The Weeknd’s House of Balloons is authentic R&B, the kind that doesn’t dress up what it’s about. Abel Tesfaye knows the music is there to make you feel what you’re already feeling, and he’s efficient about it—just voice and beat and whatever you’re thinking about someone specific.

Katy B’s debut is half great, half filler. The dubstep-influenced tracks have something real going on, all space and air, but then it settles into the same generic pop everyone’s making. You want more from her. She’s got something, just hasn’t figured out what to do with it yet.

tUnE-yArDs requires a certain amount of embracing weirdness. Merrill Garbus doesn’t make easy music—it’s experimental and off-kilter, chilly in a way pop usually isn’t. If you can sit with something that deliberately strange, she’ll take you somewhere actual.

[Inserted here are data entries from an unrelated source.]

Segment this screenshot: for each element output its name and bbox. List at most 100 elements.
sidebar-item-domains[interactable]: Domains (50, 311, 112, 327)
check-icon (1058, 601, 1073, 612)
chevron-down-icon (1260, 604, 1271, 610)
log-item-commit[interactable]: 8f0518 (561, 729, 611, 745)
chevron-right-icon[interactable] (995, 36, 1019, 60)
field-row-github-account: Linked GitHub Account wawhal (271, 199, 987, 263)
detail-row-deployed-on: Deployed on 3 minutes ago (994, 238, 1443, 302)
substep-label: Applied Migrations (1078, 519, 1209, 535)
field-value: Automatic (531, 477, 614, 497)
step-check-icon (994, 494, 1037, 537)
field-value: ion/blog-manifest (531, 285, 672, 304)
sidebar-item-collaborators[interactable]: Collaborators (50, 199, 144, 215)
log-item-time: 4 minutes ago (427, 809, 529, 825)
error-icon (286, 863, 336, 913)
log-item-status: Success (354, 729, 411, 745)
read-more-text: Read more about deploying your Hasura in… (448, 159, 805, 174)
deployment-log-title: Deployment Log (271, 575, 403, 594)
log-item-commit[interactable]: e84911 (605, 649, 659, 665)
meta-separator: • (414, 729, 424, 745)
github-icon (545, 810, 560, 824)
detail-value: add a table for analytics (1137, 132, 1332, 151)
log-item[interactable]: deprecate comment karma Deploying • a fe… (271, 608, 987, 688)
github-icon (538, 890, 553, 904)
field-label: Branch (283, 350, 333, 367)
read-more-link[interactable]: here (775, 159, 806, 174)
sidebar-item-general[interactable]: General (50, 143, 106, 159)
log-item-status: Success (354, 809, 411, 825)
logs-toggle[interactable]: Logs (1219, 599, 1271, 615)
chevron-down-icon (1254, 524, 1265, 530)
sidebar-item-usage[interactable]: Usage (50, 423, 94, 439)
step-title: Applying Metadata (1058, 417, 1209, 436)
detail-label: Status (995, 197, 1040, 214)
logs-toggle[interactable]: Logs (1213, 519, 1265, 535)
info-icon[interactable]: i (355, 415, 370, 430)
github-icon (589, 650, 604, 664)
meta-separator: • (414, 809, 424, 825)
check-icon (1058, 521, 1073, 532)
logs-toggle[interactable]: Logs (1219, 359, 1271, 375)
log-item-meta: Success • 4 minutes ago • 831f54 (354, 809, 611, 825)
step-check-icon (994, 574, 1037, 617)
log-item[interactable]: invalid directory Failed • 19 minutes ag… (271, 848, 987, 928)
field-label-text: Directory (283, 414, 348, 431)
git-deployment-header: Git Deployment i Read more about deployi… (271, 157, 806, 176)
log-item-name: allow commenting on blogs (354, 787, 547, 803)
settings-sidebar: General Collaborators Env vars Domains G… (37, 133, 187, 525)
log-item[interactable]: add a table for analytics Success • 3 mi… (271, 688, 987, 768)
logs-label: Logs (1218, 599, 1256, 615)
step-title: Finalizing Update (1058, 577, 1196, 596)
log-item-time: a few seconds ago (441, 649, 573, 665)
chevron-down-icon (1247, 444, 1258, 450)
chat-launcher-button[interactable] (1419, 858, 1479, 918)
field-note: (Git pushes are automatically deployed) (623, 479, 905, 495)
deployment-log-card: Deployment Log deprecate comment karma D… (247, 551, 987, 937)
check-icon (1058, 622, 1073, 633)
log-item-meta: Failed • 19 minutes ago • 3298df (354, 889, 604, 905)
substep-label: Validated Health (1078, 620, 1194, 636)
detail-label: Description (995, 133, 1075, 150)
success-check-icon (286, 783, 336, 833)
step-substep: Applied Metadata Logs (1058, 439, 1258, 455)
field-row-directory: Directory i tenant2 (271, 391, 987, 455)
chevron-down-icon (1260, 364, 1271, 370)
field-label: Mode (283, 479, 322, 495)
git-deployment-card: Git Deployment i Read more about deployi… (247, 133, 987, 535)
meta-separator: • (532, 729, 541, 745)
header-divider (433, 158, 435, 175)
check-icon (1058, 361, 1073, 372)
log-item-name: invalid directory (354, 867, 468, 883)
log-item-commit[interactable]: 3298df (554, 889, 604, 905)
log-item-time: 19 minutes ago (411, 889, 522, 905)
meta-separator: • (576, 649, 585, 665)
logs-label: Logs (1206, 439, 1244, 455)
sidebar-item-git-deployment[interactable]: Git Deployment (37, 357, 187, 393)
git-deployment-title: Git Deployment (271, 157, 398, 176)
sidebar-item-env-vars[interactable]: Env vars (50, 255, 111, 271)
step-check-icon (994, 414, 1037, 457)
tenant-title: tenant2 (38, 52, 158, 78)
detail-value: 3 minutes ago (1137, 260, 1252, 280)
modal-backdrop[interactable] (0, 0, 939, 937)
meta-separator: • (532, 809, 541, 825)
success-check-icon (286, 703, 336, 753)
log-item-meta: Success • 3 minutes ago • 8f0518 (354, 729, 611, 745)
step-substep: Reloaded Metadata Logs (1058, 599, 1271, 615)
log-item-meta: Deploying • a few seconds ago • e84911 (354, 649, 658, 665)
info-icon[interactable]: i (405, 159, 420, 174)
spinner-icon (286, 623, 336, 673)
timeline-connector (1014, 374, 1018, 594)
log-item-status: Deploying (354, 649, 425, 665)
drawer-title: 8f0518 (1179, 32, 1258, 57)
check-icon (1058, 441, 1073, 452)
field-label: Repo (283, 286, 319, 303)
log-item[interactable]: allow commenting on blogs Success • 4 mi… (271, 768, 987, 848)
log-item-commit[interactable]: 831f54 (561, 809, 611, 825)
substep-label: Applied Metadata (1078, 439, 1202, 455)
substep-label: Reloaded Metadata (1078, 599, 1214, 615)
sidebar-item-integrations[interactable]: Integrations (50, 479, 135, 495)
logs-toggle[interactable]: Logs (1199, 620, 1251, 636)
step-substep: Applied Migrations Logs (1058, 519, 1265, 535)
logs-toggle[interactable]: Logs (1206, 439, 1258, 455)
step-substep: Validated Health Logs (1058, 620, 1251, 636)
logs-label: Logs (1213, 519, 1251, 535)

Frank Ocean is floating around the Odd Future scene through Tyler, the Creator, but he’s got soul that most people don’t even aim for. His label signed him and then ghosted him, which is beyond stupid, but you can feel it in his music—not anger exactly, just complete defiance. He doesn’t need them and he knows it.

The Beastie Boys came back like they’d never stopped, which is both incredible and kind of crazy to think about. Hot Sauce Committee Part 2 opens into this early-80s New York thing and it actually works. They can still make everyone else in the genre look like they’re trying too hard.

Snoop’s been doing this forever—this is his eleventh album—and you can hear it. The Doggystyle thing is decades gone. Everything’s slicker now, more produced, more 2011. But Snoop hasn’t changed, which might actually be the whole point. The voice is still there. Everything else moves around it.